I have been introduced to the Zariski topology and I cant solve this problem:
Let $A$ be a commutative ring with unity and $\mathfrak{a}$ an ideal of $A$, we define ${\rm Spec}(A) $ as the set of prime ideals of $A$, and ${\rm Spec}(A/\mathfrak{a})$ as the set of primes ideals of $A/a$ (which is homeomorphic to the zeros of $\mathfrak{a}$). Knowing this prove:
${\rm Spec}(A/\mathfrak{a})={\rm Spec}(A)$ if and only if $a$ is generated by nilpotent elements.
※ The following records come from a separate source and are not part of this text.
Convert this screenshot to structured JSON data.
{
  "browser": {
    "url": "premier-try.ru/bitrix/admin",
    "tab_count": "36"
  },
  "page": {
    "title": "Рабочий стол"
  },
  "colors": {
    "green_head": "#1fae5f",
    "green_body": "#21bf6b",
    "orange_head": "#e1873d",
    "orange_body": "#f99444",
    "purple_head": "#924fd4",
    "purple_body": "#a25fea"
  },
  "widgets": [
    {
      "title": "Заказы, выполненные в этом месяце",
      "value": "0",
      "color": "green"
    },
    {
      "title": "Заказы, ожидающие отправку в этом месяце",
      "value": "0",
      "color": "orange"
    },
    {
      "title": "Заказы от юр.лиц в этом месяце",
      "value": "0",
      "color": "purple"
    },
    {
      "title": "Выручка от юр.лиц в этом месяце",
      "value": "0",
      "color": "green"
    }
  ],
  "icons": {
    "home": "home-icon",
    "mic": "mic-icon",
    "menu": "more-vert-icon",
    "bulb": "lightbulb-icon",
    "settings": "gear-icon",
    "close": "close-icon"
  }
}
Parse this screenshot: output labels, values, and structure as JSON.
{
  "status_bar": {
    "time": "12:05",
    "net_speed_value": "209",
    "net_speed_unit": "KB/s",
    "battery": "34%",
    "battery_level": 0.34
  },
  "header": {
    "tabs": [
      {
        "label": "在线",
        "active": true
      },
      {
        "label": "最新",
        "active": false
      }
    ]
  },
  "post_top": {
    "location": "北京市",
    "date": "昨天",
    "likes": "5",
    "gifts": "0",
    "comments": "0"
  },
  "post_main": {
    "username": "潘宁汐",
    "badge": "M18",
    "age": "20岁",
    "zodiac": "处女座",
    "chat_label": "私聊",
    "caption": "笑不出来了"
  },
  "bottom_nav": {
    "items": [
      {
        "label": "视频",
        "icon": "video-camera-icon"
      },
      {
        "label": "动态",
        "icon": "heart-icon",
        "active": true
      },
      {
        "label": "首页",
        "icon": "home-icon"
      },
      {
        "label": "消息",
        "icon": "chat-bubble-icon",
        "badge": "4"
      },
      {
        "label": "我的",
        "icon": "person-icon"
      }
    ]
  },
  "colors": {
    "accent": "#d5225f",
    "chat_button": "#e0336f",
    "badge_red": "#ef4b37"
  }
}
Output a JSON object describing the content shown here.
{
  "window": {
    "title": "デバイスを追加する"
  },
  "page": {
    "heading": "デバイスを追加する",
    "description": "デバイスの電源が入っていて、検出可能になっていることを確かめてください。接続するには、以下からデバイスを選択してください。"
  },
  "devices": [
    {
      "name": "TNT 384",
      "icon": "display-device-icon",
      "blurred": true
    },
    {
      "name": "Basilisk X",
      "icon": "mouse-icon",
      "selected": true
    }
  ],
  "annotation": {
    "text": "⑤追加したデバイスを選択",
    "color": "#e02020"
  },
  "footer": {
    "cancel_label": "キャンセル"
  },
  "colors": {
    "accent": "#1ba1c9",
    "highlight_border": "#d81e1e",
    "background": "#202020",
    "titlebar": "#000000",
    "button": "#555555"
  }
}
Here are a few hints: the (prime) ideals of $A/\mathfrak{a}$ correspond to the (prime) ideals of $A$ containing $\mathfrak{a}$. You can use this idea to get a continuous injective map $\mathrm{Spec}(A/\mathfrak{a}) \to \mathrm{Spec}(A)$.
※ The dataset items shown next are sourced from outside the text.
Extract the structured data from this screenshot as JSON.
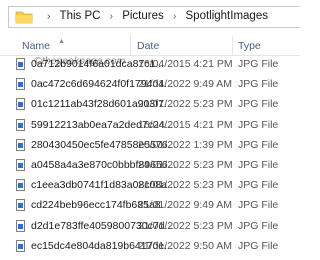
{
  "address": {
    "crumbs": [
      "This PC",
      "Pictures",
      "SpotlightImages"
    ],
    "separator": "›"
  },
  "columns": {
    "name": "Name",
    "date": "Date",
    "type": "Type"
  },
  "watermark": "©thegeekpage.com",
  "files": [
    {
      "name": "0a712b9014f6a01dca87c1...",
      "date": "16/04/2015 4:21 PM",
      "type": "JPG File"
    },
    {
      "name": "0ac472c6d694624f0f1794d4...",
      "date": "21/01/2022 9:49 AM",
      "type": "JPG File"
    },
    {
      "name": "01c1211ab43f28d601a903f7...",
      "date": "21/01/2022 5:23 PM",
      "type": "JPG File"
    },
    {
      "name": "59912213ab0ea7a2ded7c24...",
      "date": "16/04/2015 4:21 PM",
      "type": "JPG File"
    },
    {
      "name": "280430450ec5fe47858e5576...",
      "date": "20/01/2022 1:39 PM",
      "type": "JPG File"
    },
    {
      "name": "a0458a4a3e870c0bbbf89656...",
      "date": "24/01/2022 5:23 PM",
      "type": "JPG File"
    },
    {
      "name": "c1eea3db0741f1d83a08c08a...",
      "date": "21/01/2022 5:23 PM",
      "type": "JPG File"
    },
    {
      "name": "cd224beb96ecc174fb685a8...",
      "date": "21/01/2022 9:49 AM",
      "type": "JPG File"
    },
    {
      "name": "d2d1e783ffe4059800730c7d...",
      "date": "21/01/2022 5:23 PM",
      "type": "JPG File"
    },
    {
      "name": "ec15dc4e804da819b6417de...",
      "date": "21/01/2022 9:50 AM",
      "type": "JPG File"
    }
  ]
}
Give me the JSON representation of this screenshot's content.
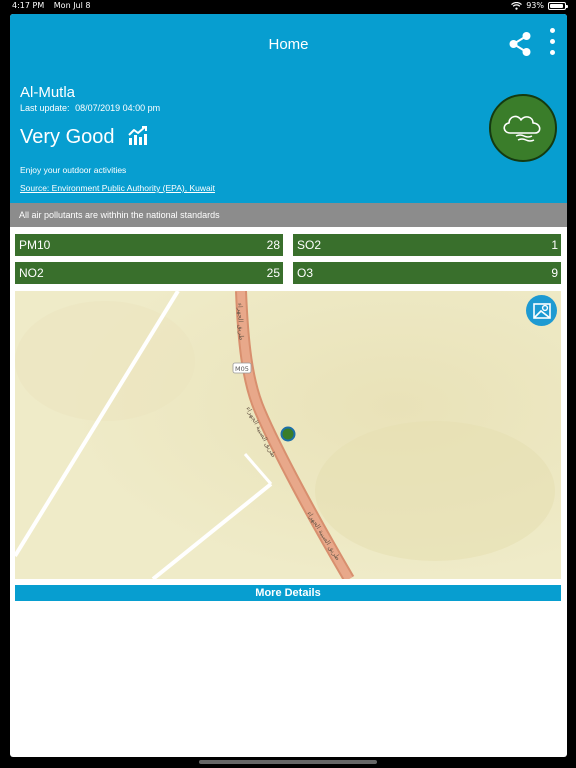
{
  "status_bar": {
    "time": "4:17 PM",
    "date": "Mon Jul 8",
    "battery": "93%"
  },
  "header": {
    "title": "Home",
    "station": "Al-Mutla",
    "last_update_label": "Last update:",
    "last_update_value": "08/07/2019 04:00 pm",
    "quality": "Very Good",
    "advice": "Enjoy your outdoor activities",
    "source": "Source: Environment Public Authority (EPA), Kuwait"
  },
  "banner": "All air pollutants are withhin the national standards",
  "pollutants": [
    {
      "name": "PM10",
      "value": "28"
    },
    {
      "name": "SO2",
      "value": "1"
    },
    {
      "name": "NO2",
      "value": "25"
    },
    {
      "name": "O3",
      "value": "9"
    }
  ],
  "map": {
    "road_code": "M05"
  },
  "more_details_label": "More Details",
  "colors": {
    "header_blue": "#079ed0",
    "pollutant_green": "#396f2c",
    "aqi_green": "#3a7d2a",
    "banner_gray": "#8c8c8c",
    "road_orange": "#e3a184"
  },
  "icons": {
    "share": "share-icon",
    "more": "more-vertical-icon",
    "trend": "trend-chart-icon",
    "aqi": "cloud-wind-icon",
    "map_layer": "map-layer-icon",
    "station_marker": "station-marker-icon"
  }
}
Now, this map is surjective (and in fact a homeomorphism) exactly when all of the prime ideals of $A$ contain $\mathfrak{a}$. This means $$\mathfrak{a}\subset \bigcap_{\mathfrak{p}\in \mathrm{Spec}(A)} \mathfrak{p}.$$ However, there is a characterization of $\mathfrak{N}_A$ (the nilradical of $A$) as $$ \mathfrak{N}_A = \bigcap_{\mathfrak{p}\in \mathrm{Spec}(A)}\mathfrak{p}. $$ Putting these ideas together solves the problem.